In a ceremony at the University of Leicester today City Mayor Sir Peter Soulsby opened the new Central Research Facility, marking the beginning of a new era for animal research there. Speaking at the ceremony, the Mayor welcomed the University’s investment, saying:
The University of Leicester has a well-deserved, worldwide reputation for its pioneering research, which has been key to many life-saving medical advances. The opening of this new facility shows the University’s continued commitment to breaking new ground. This is something that the whole city can take pride in.”

Professor Mike Barer, Director of Research in the School of Medicine, Biological Sciences and Psychology and a noted expert on tuberculosis, highlighted the past achievements of Leicester scientists, before commenting on the benefits that the new laboratory would bring to both scientific research and animal welfare at the university.
The University of Leicester is recognised nationally as a leading centre standing up for animal research for medical benefit conducted within a clear moral and ethical framework balancing consideration of humans and animals.
The facility provides an exceptional environment for both animals and investigators. Of particular note are the new facilities for imaging applied to animals such that many less subjects will be required to achieve valid results.”
Some examples of this work were included in a series of case studies of recent and current animal research published by the University of Leicester.
A few hours before the opening ceremony Tom Feilden from the BBC’s flagship “Today” news program (item begins at 08.49) noted the University’s unusual openness about the new animal research facility, as Professor Mike Barer and Dr Claire Gibson showed him around and discussed the research bring undertaken there.
Should we be surprised at this openness? Well, perhaps not.
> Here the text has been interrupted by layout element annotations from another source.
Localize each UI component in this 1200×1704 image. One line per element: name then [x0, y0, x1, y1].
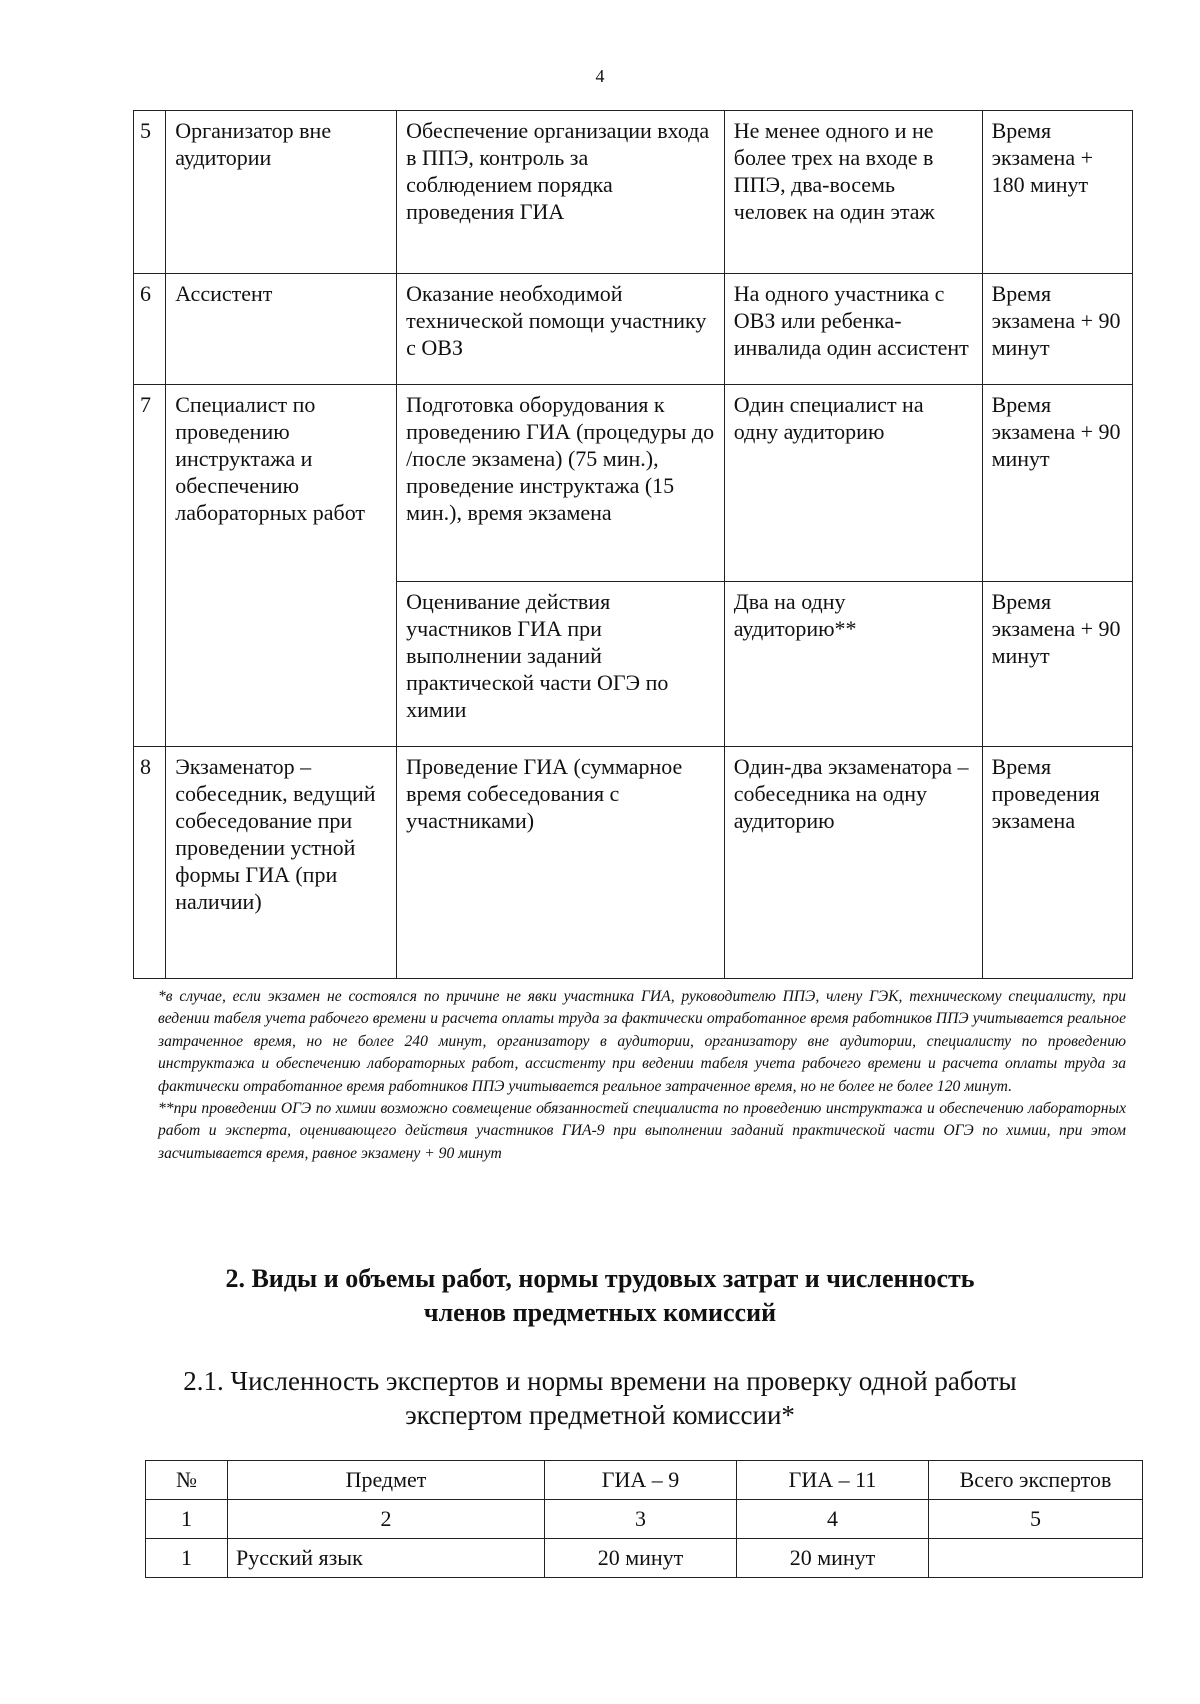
section-heading-line-2: членов предметных комиссий [423, 1298, 777, 1327]
total-experts-cell [929, 1539, 1143, 1578]
subsection-heading-line-1: 2.1. Численность экспертов и нормы времени на проверку одной работы [183, 1366, 1017, 1396]
index-cell: 3 [545, 1500, 737, 1539]
duty-cell: Оказание необходимой технической помощи участнику с ОВЗ [397, 274, 725, 385]
section-heading [150, 1262, 1050, 1330]
duty-cell: Оценивание действия участников ГИА при выполнении заданий практической части ОГЭ по химии [397, 582, 725, 747]
count-cell: Один-два экзаменатора – собеседника на одну аудиторию [724, 747, 982, 979]
footnotes [158, 986, 1126, 1165]
column-header: ГИА – 11 [737, 1461, 929, 1500]
count-cell: На одного участника с ОВЗ или ребенка-инвалида один ассистент [724, 274, 982, 385]
experts-table [145, 1460, 1143, 1578]
time-cell: Время проведения экзамена [982, 747, 1132, 979]
duty-cell: Подготовка оборудования к проведению ГИА (процедуры до /после экзамена) (75 мин.), проведение инструктажа (15 мин.), время экзамена [397, 385, 725, 582]
footnote-2: **при проведении ОГЭ по химии возможно совмещение обязанностей специалиста по проведению инструктажа и обеспечению лабораторных работ и эксперта, оценивающего действия участников ГИА-9 при выполнении заданий практической части ОГЭ по химии, при этом засчитывается время, равное экзамену + 90 минут [158, 1100, 1126, 1162]
gia11-time-cell: 20 минут [737, 1539, 929, 1578]
table-row [134, 274, 1133, 385]
time-cell: Время экзамена + 90 минут [982, 582, 1132, 747]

Back in 2010 in a post entitled “Leicester – The New British Battleground?” we reported on how an animal rights campaign called “Stop the Leicester Animal Lab” had launched a campaign against the new laboratory, complete with false allegations about secret unlicensed research involving dogs (seriously, we’re not making this up…they did). The University responded in an unusually forthright way by inviting a local journalist to tour their existing medical sciences building (which the new lab will replace), talk to scientists working there and see for themselves the conditions in which the animals are kept. The outcome of this visit was an article in “This is Leicestershire” that was overwhelmingly positive towards the scientists who work there, and lambasted the animal rights campaign for being “economical with the truth” (which was putting it mildly). “Stop the Leicester Animal Lab” appear to have run out of steam soon afterwards, and construction of the new laboratory continued. In the end Leicester did not become a battlefield, and the credit for this must go to the University for taking a strong stance in support of the work its scientists do.
The University of Leicester taught us an important lesson in 2010, that “No comment” is never the right response to animal rights campaigns. By engaging positively with the press and the public the University dispelled the animal rights lies and misinformation, and helped people to understand the value of animal research and its crucial role in advancing medicine. It’s great to see the University of Leicester continue to show how it’s done!
With public support for animal research in the UK remaining high one might be tempted to ask if universities, research institutes, charities and individual researchers still need to do more to engage with the public around the issue of animal research.
The answer couldn’t be clearer. Yes!
While some organizations have greatly improved their communication on animal research, many others can do a lot more. Despite the substantial decline in animal rights extremist incidents in the UK over the past decade, other threats to biomedical research remain. A worrying trend is the increasing number of transport companies that have declared the will no longer carry animals that are destined to be used in research, as noted in a guest post on this blog by Eric Raemdonck and a strong editorial published in Nature only last week. While such limits on laboratory animal transport may now appear to be more a nuisance than a real problem, and affect only a small proportion of studies directly, the reality is that if this trend continues it may greatly hinder an increasingly international biomedical research community. As the Nature Editorial states:
If individual scientists wait until they are personally affected — until the day when that mouse carefully bred in Shanghai or Singapore or Stockholm cannot be had for love nor money in San Francisco — it will be long past too late to mount the vigorous, public campaign in defense of animal research that is so sorely called for at this moment.
As researchers join this battle — and join it, they must — they should, as a first step, work through their institutions, academic societies and umbrella groups to make an urgent, articulate, unified case to UPS and FedEx that the shipping of animals, mammalian and otherwise, is essential for both biomedical research and scientific education.”.
We strongly echo that call for coordinated action by the international scientific community, and add that institutions, academic societies and individual scientists also need to follow the great example set by the University of Leicester and celebrate the endeavours and accomplishments of animal research and the scientists who undertake it. Only by ensuring that the public fully appreciates the importance of animal research to medical progress in the 21st century will we be able to safeguard that progress.